Vann more than any other politico was responsible for the shift of African-American political party allegiance from Republican to the Democratic Party. He spoke in Cleveland in 1932 making the famous phrase “Negroes have changed their political philosophy….I see millions of Negroes turning the pictures of Abraham Lincoln to the wall. This year I see Negroes voting a Democratic ticket.”
As a result Franklin Delano Roosevelt, Democrat was elected president of the United States.
Vann asked Roosevelt to establish a Black combat unit of the U.S. Army commanded by an African-American. Roosevelt was slow to respond but he did appoint Benjamin O. Davis Sr. as the first African-American general in the U.S. Army. After Vann’s death in 1940 the paper continued under the leadership of his wife Jesse Vann who kept in place Lewis on the business side and Nunn Sr. on the editorial side.
In 1942 the Courier initiated the Double V campaign—for victory at home over discrimination and victory abroad over the Axis powers. This led a big boost in the papers’ circulation.
The use of the brotherhood of Sleeping Car Porters was the key to the circulation boost. They distributed the paper throughout the southern states where the majority of Blacks still lived during this era.
By World War II, the Courier had a circulation of more than 250,000, had offices in 14 cities and published eastern midwest and west coast editions. Vann was determined to have the Courier become a vehicle for Black political empowerment and economic and cultural improvement.
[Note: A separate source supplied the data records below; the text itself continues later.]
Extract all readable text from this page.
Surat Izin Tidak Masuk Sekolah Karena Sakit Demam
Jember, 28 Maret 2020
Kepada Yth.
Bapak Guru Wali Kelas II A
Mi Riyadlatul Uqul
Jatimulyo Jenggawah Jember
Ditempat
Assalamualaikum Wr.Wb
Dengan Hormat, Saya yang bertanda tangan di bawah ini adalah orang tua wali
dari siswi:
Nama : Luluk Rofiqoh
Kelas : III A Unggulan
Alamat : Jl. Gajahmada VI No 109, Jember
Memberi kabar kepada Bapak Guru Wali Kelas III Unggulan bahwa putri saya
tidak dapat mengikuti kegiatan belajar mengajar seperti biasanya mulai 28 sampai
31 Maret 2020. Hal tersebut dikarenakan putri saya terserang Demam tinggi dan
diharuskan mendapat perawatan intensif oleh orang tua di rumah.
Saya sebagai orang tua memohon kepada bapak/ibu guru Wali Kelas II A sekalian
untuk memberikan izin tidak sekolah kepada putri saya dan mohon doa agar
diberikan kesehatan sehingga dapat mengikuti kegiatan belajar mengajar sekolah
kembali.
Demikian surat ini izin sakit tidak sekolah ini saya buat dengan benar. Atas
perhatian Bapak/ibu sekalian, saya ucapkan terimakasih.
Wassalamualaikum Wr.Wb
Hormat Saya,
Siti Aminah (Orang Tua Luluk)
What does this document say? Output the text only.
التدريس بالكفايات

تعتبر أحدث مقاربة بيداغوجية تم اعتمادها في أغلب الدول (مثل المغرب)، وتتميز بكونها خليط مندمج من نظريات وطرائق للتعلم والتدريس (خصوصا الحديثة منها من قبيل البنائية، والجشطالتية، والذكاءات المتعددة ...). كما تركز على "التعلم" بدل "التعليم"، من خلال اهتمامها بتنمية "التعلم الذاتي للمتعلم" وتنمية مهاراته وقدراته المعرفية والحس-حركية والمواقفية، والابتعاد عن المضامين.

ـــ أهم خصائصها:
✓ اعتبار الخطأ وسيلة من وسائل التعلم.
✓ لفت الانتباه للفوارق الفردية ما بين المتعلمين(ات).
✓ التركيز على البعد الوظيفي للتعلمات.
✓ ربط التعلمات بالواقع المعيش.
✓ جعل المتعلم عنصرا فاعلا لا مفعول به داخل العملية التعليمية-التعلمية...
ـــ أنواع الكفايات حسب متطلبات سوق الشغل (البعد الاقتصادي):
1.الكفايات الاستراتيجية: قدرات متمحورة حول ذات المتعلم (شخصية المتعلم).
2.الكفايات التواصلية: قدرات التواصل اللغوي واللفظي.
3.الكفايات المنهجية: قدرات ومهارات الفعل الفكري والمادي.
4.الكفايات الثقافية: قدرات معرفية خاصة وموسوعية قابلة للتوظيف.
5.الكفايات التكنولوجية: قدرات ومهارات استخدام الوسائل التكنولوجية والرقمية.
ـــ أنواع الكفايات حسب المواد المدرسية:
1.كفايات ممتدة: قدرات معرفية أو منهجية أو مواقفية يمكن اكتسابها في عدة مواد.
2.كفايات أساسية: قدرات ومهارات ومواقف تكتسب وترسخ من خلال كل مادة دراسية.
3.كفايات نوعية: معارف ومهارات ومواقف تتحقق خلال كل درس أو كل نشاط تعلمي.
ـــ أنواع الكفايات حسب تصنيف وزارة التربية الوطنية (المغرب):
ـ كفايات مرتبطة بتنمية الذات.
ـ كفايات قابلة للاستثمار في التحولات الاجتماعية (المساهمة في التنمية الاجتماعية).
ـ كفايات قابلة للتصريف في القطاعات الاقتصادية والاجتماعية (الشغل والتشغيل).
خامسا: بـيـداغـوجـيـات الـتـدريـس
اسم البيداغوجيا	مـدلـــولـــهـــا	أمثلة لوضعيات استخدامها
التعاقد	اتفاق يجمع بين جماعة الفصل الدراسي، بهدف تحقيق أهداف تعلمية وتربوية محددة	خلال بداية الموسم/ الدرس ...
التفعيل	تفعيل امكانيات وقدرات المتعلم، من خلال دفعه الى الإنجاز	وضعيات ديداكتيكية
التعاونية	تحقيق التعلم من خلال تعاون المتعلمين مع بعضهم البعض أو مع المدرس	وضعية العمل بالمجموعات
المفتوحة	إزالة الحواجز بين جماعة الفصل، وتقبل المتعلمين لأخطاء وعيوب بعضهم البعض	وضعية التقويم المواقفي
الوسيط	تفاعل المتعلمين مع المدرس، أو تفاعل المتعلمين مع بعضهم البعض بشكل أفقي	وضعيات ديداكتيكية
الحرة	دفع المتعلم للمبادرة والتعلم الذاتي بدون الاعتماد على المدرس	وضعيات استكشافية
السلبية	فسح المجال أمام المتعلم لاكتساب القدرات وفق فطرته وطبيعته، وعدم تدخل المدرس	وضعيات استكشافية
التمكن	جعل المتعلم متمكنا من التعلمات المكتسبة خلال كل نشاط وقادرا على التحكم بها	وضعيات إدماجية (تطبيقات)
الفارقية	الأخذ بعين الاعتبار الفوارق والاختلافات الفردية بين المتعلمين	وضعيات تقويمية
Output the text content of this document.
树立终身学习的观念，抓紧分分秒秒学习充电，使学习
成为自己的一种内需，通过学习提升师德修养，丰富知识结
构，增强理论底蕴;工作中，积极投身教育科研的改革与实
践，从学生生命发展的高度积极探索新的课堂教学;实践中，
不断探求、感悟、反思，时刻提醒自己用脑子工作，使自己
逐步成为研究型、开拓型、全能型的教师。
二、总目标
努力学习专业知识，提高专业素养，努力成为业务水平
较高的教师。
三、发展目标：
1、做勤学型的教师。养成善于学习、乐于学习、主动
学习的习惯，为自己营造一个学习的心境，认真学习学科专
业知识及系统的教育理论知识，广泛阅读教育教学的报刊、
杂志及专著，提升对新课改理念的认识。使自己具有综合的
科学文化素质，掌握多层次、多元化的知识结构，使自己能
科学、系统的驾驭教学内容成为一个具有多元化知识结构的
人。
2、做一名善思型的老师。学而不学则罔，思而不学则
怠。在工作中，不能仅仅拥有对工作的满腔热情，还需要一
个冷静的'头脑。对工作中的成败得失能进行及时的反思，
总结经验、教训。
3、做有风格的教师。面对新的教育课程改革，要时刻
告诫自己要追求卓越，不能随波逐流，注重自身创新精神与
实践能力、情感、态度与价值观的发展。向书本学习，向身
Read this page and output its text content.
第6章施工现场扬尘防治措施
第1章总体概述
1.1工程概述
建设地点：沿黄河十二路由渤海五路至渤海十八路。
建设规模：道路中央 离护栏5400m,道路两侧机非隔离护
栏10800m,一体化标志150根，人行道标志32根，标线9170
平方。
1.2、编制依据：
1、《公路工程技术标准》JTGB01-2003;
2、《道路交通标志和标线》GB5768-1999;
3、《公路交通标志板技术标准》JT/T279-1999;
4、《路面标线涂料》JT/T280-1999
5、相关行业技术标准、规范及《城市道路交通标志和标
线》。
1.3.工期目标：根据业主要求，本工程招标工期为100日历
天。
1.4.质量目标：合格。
The Courier had correspondents that covered events, or did investigative reporting of civil rights activities during the 1950s and ‘60s. Alex Rivera, Prattis, Evelyn Cunningham and others covered the southern campaign. Edna Chapelle (McKenzie) and others conducted investigative reporting of western Pennsylvania communities and businesses that had discriminatory practices and policies, many in Pittsburgh.
The Vietnam War and the Civil Rights Movement were the key issues of the ‘60s. Its team of cartoonist and artists made illustrated commentary, and the paper posted photographs and bios’ of U.S. soldiers and the deaths of local men.
The Courier continues to cover the major stories that affect Blacks lives. The current campaign is to stop the senseless violence in the streets that is taking so many Black males’ lives.